Prop	Type	Default	Description
access	AccessRequirement	-	RBAC access control requirement. Controls button visibility and interaction based on user permissions. Supports hide, disable, and readonly (falls back to disabled) strategies.
disabled	boolean	false	If true, the button is disabled. Combines with RBAC access state via OR logic.
variant	'text' \| 'outlined' \| 'contained'	'text'	Button visual style
color	'inherit' \| 'primary' \| 'secondary' \| 'success' \| 'error' \| 'info' \| 'warning'	'primary'	Button color theme
size	'small' \| 'medium' \| 'large'	'medium'	Button size
onClick	(event: React.MouseEvent<HTMLButtonElement>) => void	-	Callback fired when the button is clicked
children	React.ReactNode	-	Button content (text, icons, etc.)
startIcon	React.ReactNode	-	Element placed before the children
endIcon	React.ReactNode	-	Element placed after the children
fullWidth	boolean	false	If true, the button takes up the full width of its container
type	'button' \| 'submit' \| 'reset'	'button'	HTML button type attribute
href	string	-	URL to link to when the button is clicked. Renders as anchor element when provided.

Type Definitions

interface ButtonProps extends Omit<MuiButtonProps, 'disabled'> {
  access?: AccessRequirement;
  disabled?: boolean;
}

interface AccessRequirement {
  resource: string;
  action: string;
  onUnauthorized: 'hide' | 'disable' | 'readonly';
}

Note: All other MUI Button props are supported through prop forwarding (component, sx, disableRipple, etc.). See MUI Button API for complete prop reference.

Implementation Notes

Important details and best practices

Readonly Fallback Behavior

Buttons are action components without readonly semantics. When access.onUnauthorized is set to "readonly", the button falls back to disabled state. This is an explicit, safe choice: a disabled button clearly signals that the action cannot be performed, preventing unintended execution.
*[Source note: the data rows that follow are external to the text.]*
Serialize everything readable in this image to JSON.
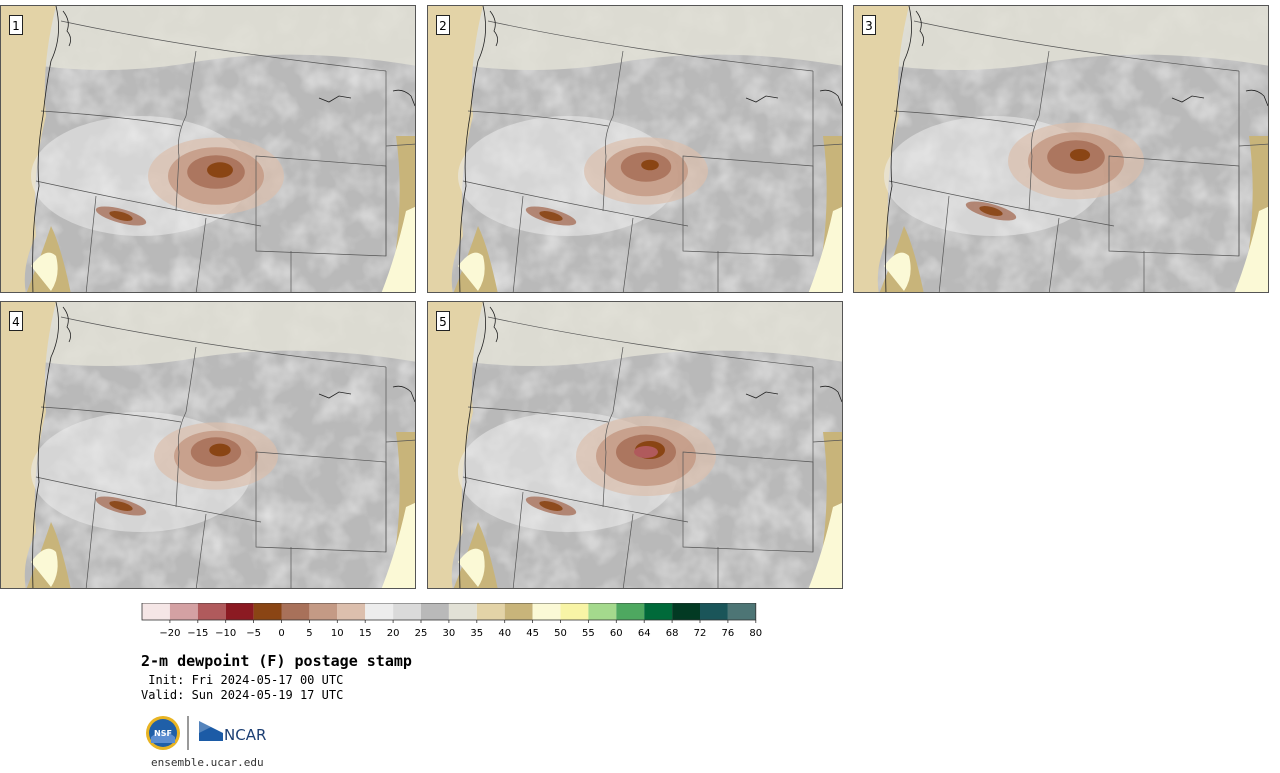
{
  "panels": [
    {
      "label": "1"
    },
    {
      "label": "2"
    },
    {
      "label": "3"
    },
    {
      "label": "4"
    },
    {
      "label": "5"
    }
  ],
  "colorbar": {
    "colors": [
      "#f5e6e6",
      "#d4a1a3",
      "#b05a5c",
      "#8b1a22",
      "#8a4514",
      "#a8715a",
      "#c49a85",
      "#dcbfad",
      "#ededed",
      "#dadada",
      "#b9b9b9",
      "#e2e1d6",
      "#e3d3a7",
      "#c8b47a",
      "#fbf9d6",
      "#f8f4a6",
      "#a4d98d",
      "#4ea860",
      "#006a3a",
      "#023a23",
      "#1a5559",
      "#4d7575"
    ],
    "tick_labels": [
      "−20",
      "−15",
      "−10",
      "−5",
      "0",
      "5",
      "10",
      "15",
      "20",
      "25",
      "30",
      "35",
      "40",
      "45",
      "50",
      "55",
      "60",
      "64",
      "68",
      "72",
      "76",
      "80"
    ]
  },
  "info": {
    "title": "2-m dewpoint (F) postage stamp",
    "init": " Init: Fri 2024-05-17 00 UTC",
    "valid": "Valid: Sun 2024-05-19 17 UTC"
  },
  "logos": {
    "nsf": "NSF",
    "ncar": "NCAR"
  },
  "footer": {
    "url": "ensemble.ucar.edu"
  }
}
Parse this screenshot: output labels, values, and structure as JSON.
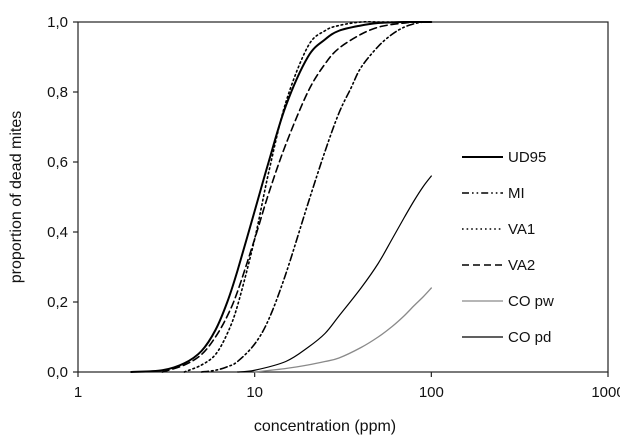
{
  "chart_data": {
    "type": "line",
    "xlabel": "concentration (ppm)",
    "ylabel": "proportion of dead mites",
    "xscale": "log",
    "xlim": [
      1,
      1000
    ],
    "ylim": [
      0,
      1
    ],
    "x_ticks": [
      1,
      10,
      100,
      1000
    ],
    "x_tick_labels": [
      "1",
      "10",
      "100",
      "1000"
    ],
    "y_ticks": [
      0,
      0.2,
      0.4,
      0.6,
      0.8,
      1
    ],
    "y_tick_labels": [
      "0,0",
      "0,2",
      "0,4",
      "0,6",
      "0,8",
      "1,0"
    ],
    "grid": false,
    "legend_position": "right",
    "series": [
      {
        "name": "UD95",
        "dash": "solid",
        "color": "#000000",
        "width": 2.0,
        "x": [
          2,
          3,
          4,
          5,
          6,
          7,
          8,
          10,
          12,
          15,
          20,
          25,
          30,
          40,
          50,
          60,
          70,
          80,
          100
        ],
        "y": [
          0.0,
          0.005,
          0.025,
          0.06,
          0.12,
          0.2,
          0.29,
          0.46,
          0.6,
          0.76,
          0.9,
          0.95,
          0.975,
          0.99,
          0.997,
          0.999,
          1.0,
          1.0,
          1.0
        ]
      },
      {
        "name": "MI",
        "dash": "dashdotdot",
        "color": "#000000",
        "width": 1.6,
        "x": [
          5,
          6,
          7,
          8,
          10,
          12,
          15,
          20,
          25,
          30,
          35,
          40,
          50,
          60,
          70,
          80,
          90,
          100
        ],
        "y": [
          0.0,
          0.005,
          0.015,
          0.03,
          0.08,
          0.15,
          0.28,
          0.48,
          0.63,
          0.74,
          0.81,
          0.87,
          0.93,
          0.965,
          0.985,
          0.995,
          1.0,
          1.0
        ]
      },
      {
        "name": "VA1",
        "dash": "dotted",
        "color": "#000000",
        "width": 1.6,
        "x": [
          4,
          5,
          6,
          7,
          8,
          10,
          12,
          15,
          20,
          25,
          30,
          40,
          50,
          60
        ],
        "y": [
          0.0,
          0.02,
          0.05,
          0.11,
          0.19,
          0.38,
          0.57,
          0.77,
          0.93,
          0.975,
          0.99,
          1.0,
          1.0,
          1.0
        ]
      },
      {
        "name": "VA2",
        "dash": "dashed",
        "color": "#000000",
        "width": 1.6,
        "x": [
          3,
          4,
          5,
          6,
          7,
          8,
          10,
          12,
          15,
          20,
          25,
          30,
          40,
          50,
          60,
          70,
          80,
          100
        ],
        "y": [
          0.0,
          0.02,
          0.05,
          0.1,
          0.16,
          0.23,
          0.38,
          0.51,
          0.65,
          0.8,
          0.88,
          0.925,
          0.965,
          0.985,
          0.993,
          0.997,
          1.0,
          1.0
        ]
      },
      {
        "name": "CO pw",
        "dash": "solid",
        "color": "#8a8a8a",
        "width": 1.3,
        "x": [
          10,
          15,
          20,
          25,
          30,
          40,
          50,
          60,
          70,
          80,
          90,
          100
        ],
        "y": [
          0.0,
          0.01,
          0.02,
          0.03,
          0.04,
          0.07,
          0.1,
          0.13,
          0.16,
          0.19,
          0.215,
          0.24
        ]
      },
      {
        "name": "CO pd",
        "dash": "solid",
        "color": "#000000",
        "width": 1.2,
        "x": [
          8,
          10,
          15,
          20,
          25,
          30,
          40,
          50,
          60,
          70,
          80,
          90,
          100
        ],
        "y": [
          0.0,
          0.005,
          0.03,
          0.07,
          0.11,
          0.16,
          0.24,
          0.31,
          0.38,
          0.44,
          0.49,
          0.53,
          0.56
        ]
      }
    ]
  }
}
OR Logic for Disabled State

The effective disabled state uses OR logic: effectiveDisabled = disabled || accessState.disabled || accessState.readonly. This means the button is disabled if ANY source requires it (explicit prop, RBAC disable, or RBAC readonly fallback).

RBAC is Authorization, Not All UI Logic

RBAC controls permissions (can user perform this action?), not application state (is action currently in progress?). Combine the access prop with explicit disabled for loading states, validation failures, or business rules.

Not a Form Field

Button does not integrate with DashFormContext or react-hook-form. It is a pure action component. Use it for triggering actions, not for form field behavior. For form submission, use type="submit" with standard HTML form semantics.

Hide vs Disable

Use onUnauthorized: "hide" when the action should not be visible to unauthorized users (e.g., Delete User). Use onUnauthorized: "disable" when the action should be visible but not executable (e.g., Publish Article when user can view but not publish).